[nycbug-talk] mapreduce, hadoop, and UNIX
Alex Pilosov
alex at pilosoft.com
Sat Aug 25 11:34:20 EDT 2007
On Sat, 25 Aug 2007, Isaac Levy wrote:
> Afterthought addition,
>
> On Aug 25, 2007, at 10:48 AM, Isaac Levy wrote:
>
> > From kernel to userland to network, I'm dying to find similar works,
> > any help is much appreciated!
>
> E.G.:
>
> Distributed computing implementations:
> - Plan 9?
> - DragonflyBSD Clustering?
We all are hoping today to have clusters similar to what VMS had 25 years
ago - fully transparent non-shared memory clustering aka "single system
image". You don't know, and you don't care which node on the cluster the
job is running on, and jobs can be migrated to and from nodes depending on
the load.
For proper clustering, you need a distributed filesystem, distributed lock
manager, and job distribution engine.
On linux front, closest thing would be MOSIX, which is *almost* that.
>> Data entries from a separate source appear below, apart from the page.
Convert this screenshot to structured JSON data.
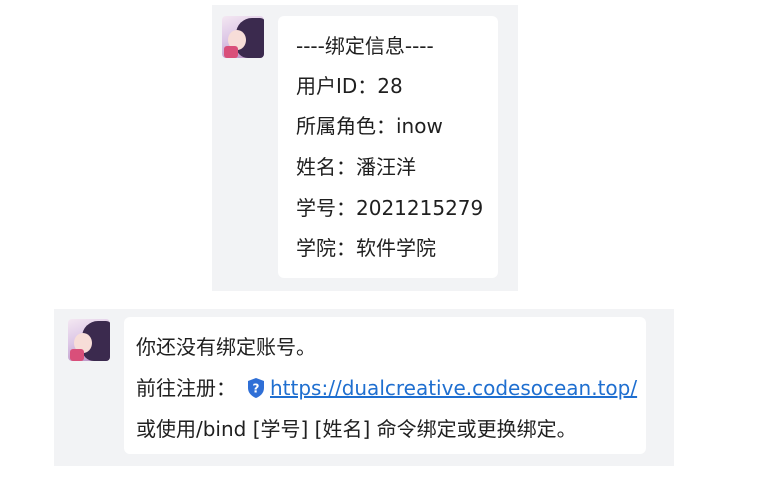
{
  "message1": {
    "lines": [
      "----绑定信息----",
      "用户ID：28",
      "所属角色：inow",
      "姓名：潘汪洋",
      "学号：2021215279",
      "学院：软件学院"
    ]
  },
  "message2": {
    "line1": "你还没有绑定账号。",
    "line2_prefix": "前往注册：",
    "link_icon": "shield-question-icon",
    "link_url": "https://dualcreative.codesocean.top/",
    "line3": "或使用/bind [学号] [姓名] 命令绑定或更换绑定。"
  },
  "colors": {
    "panel_bg": "#f2f3f5",
    "bubble_bg": "#ffffff",
    "link": "#1f6fd0"
  }
}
Unfortunately, MOSIX is first and foremost a research project, with
restrictive licensing and fragmented community (see, openmosix). Today,
the project to have properly working clusters is openssi.org - I believe
it is based on openmosix and opengfs.
Clustering is hard, comparing to writing an OS - even Linus can do that
one.
> Data implementations:
> - Sun ZFS?
> - AFS and the like?
> - RH GFS and the like?
If you are talking about proper distributed filesystems, they are few and
far between.
gfs/opengfs
oracle ocfs
intermezzo/lustre
pvfs
veritas dfs
sgi cxfs (distributed xfs)
Distributed filesystems are hard, compared to writing an OS.